Jenkins was elected as the Plaid Cymru regional Assembly Member for South Wales West in May 2007, after years of being involved in student politics. She campaigned for CND, was involved in the peace movement and was President of Aberystwyth’s Guild of Students. She also, of course, was campaigning as a member of Plaid for further powers for the Assembly, and ultimately an independent Wales. In many ways, however, this part of her political education seems less important than her upbringing in shaping her as a campaigning, socialist, nationalist politician.

Raised in Merthyr by politically active parents she was involved in a range of campaigns before she’d even hit double figures, ‘I was wheeled around on anti-apartheid demonstrations, anti-open cast mining, CND, peace campaigns.’ She even played a role in taking direct action against Tesco’s in Merthyr at the age of seven, ‘We would push the trolleys around the supermarket fill it up and go to the checkout full of South Africa goods and they’d put them through the check-out and we’d say sorry, these are South Africa goods and we wouldn’t pay for them. And we’d get away with it because we were young and cute. We used to love that sort of campaigning. It was fun.’

Her father, a socialist, seems to have played a particularly big part in building a political identity that is far further left than you might expect to find in a nationalist party. Jenkins recalls first noticing how different this upbringing was from the norm during rehearsals for a school play about human rights. No one knew the words to the South African national anthem needed for the play so, as Jenkins tells it, ‘I was teaching everyone in my class the anthem because I’d been singing it with the red choir outside Tesco in Merthyr every Saturday.

If Iraq was the issue that defined her student years, it was South Africa and apartheid that defined those early political adventures in Merthyr, and she seems to have fond memories of the campaigns, ‘Nelson Mandela had a birthday whilst he was in jail so we had a birthday cake for him outside the local library.’

It is this sort of background in political campaigning that has made compromise or pragmatism almost a dirty word for Jenkins, ‘I don’t like the word pragmatic. I won’t use it.’ Despite this Jenkins has rarely clashed with her own party, remaining loyal and maintaining a diplomatic silence where she disagrees.
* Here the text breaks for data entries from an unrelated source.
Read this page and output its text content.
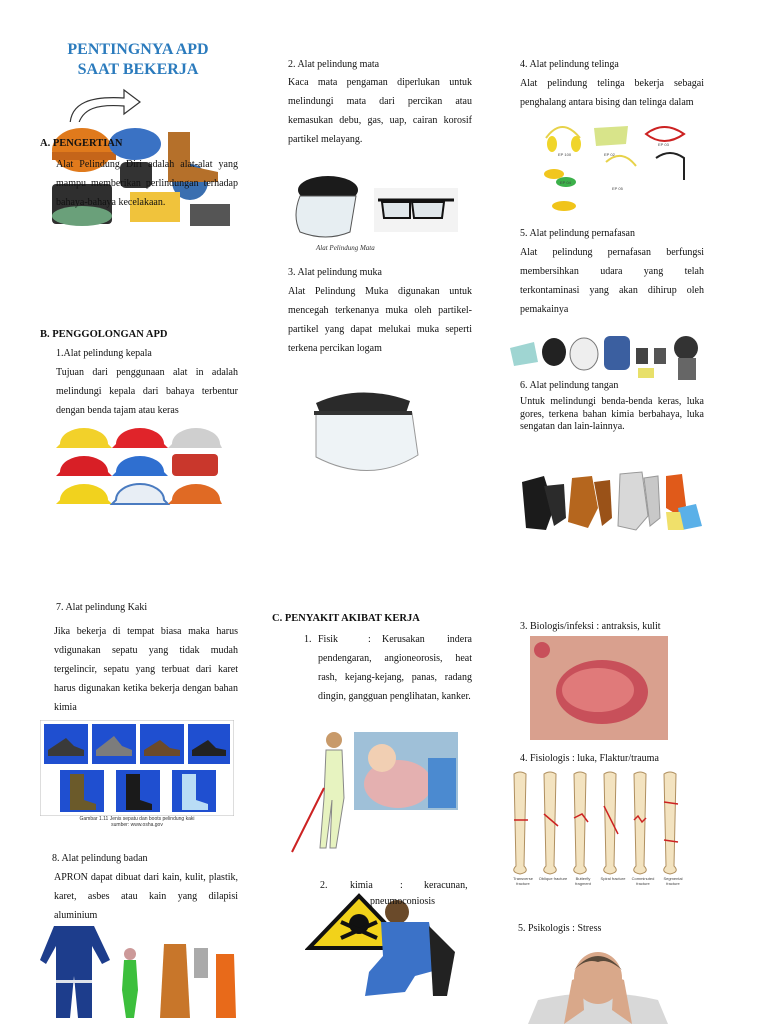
PENTINGNYA APD
SAAT BEKERJA
A. PENGERTIAN
Alat Pelindung Diri adalah alat-alat yang mampu memberikan perlindungan terhadap bahaya-bahaya kecelakaan.
B. PENGGOLONGAN APD
1.Alat pelindung kepala
Tujuan dari penggunaan alat in adalah melindungi kepala dari bahaya terbentur dengan benda tajam atau keras
7. Alat pelindung Kaki
Jika bekerja di tempat biasa maka harus vdigunakan sepatu yang tidak mudah tergelincir, sepatu yang terbuat dari karet harus digunakan ketika bekerja dengan bahan kimia
Gambar 1.11 Jenis sepatu dan boots pelindung kaki
sumber: www.osha.gov
8. Alat pelindung badan
APRON dapat dibuat dari kain, kulit, plastik, karet, asbes atau kain yang dilapisi aluminium
2. Alat pelindung mata
Kaca mata pengaman diperlukan untuk melindungi mata dari percikan atau kemasukan debu, gas, uap, cairan korosif partikel melayang.
Alat Pelindung Mata
3. Alat pelindung muka
Alat Pelindung Muka digunakan untuk mencegah terkenanya muka oleh partikel-partikel yang dapat melukai muka seperti terkena percikan logam
C. PENYAKIT AKIBAT KERJA
1. Fisik	:	Kerusakan indera pendengaran, angioneorosis, heat rash, kejang-kejang, panas, radang dingin, gangguan penglihatan, kanker.
2. kimia	:
pneumoconiosis
keracunan,
4. Alat pelindung telinga
Alat pelindung telinga bekerja sebagai penghalang antara bising dan telinga dalam
EP 100	EP 02
EP 03
EP 04
EP 05
5. Alat pelindung pernafasan
Alat pelindung pernafasan berfungsi membersihkan udara yang telah terkontaminasi yang akan dihirup oleh pemakainya
6. Alat pelindung tangan
Untuk melindungi benda-benda keras, luka gores, terkena bahan kimia berbahaya, luka sengatan dan lain-lainnya.
3. Biologis/infeksi : antraksis, kulit
4. Fisiologis : luka, Flaktur/trauma
Transverse fracture
Oblique fracture	Butterfly fragment
Spiral fracture	Comminuted fracture
Segmental fracture
5. Psikologis : Stress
There is, perhaps, only one exception. Vociferous in her opposition to the bringing in of tuition fees in Wales, particularly after her student campaigning, she spoke out against the decision. ‘There wouldn’t have been much worth in me being an AM if I sold out on that’. She continues, ‘I couldn’t forget five years of campaigning. I thought if I forgot that I might as well turn into one of those machines. You know? One of those politicians who just says yes to everything.’

Given Jenkins’s form so far there doesn’t seem much chance of that.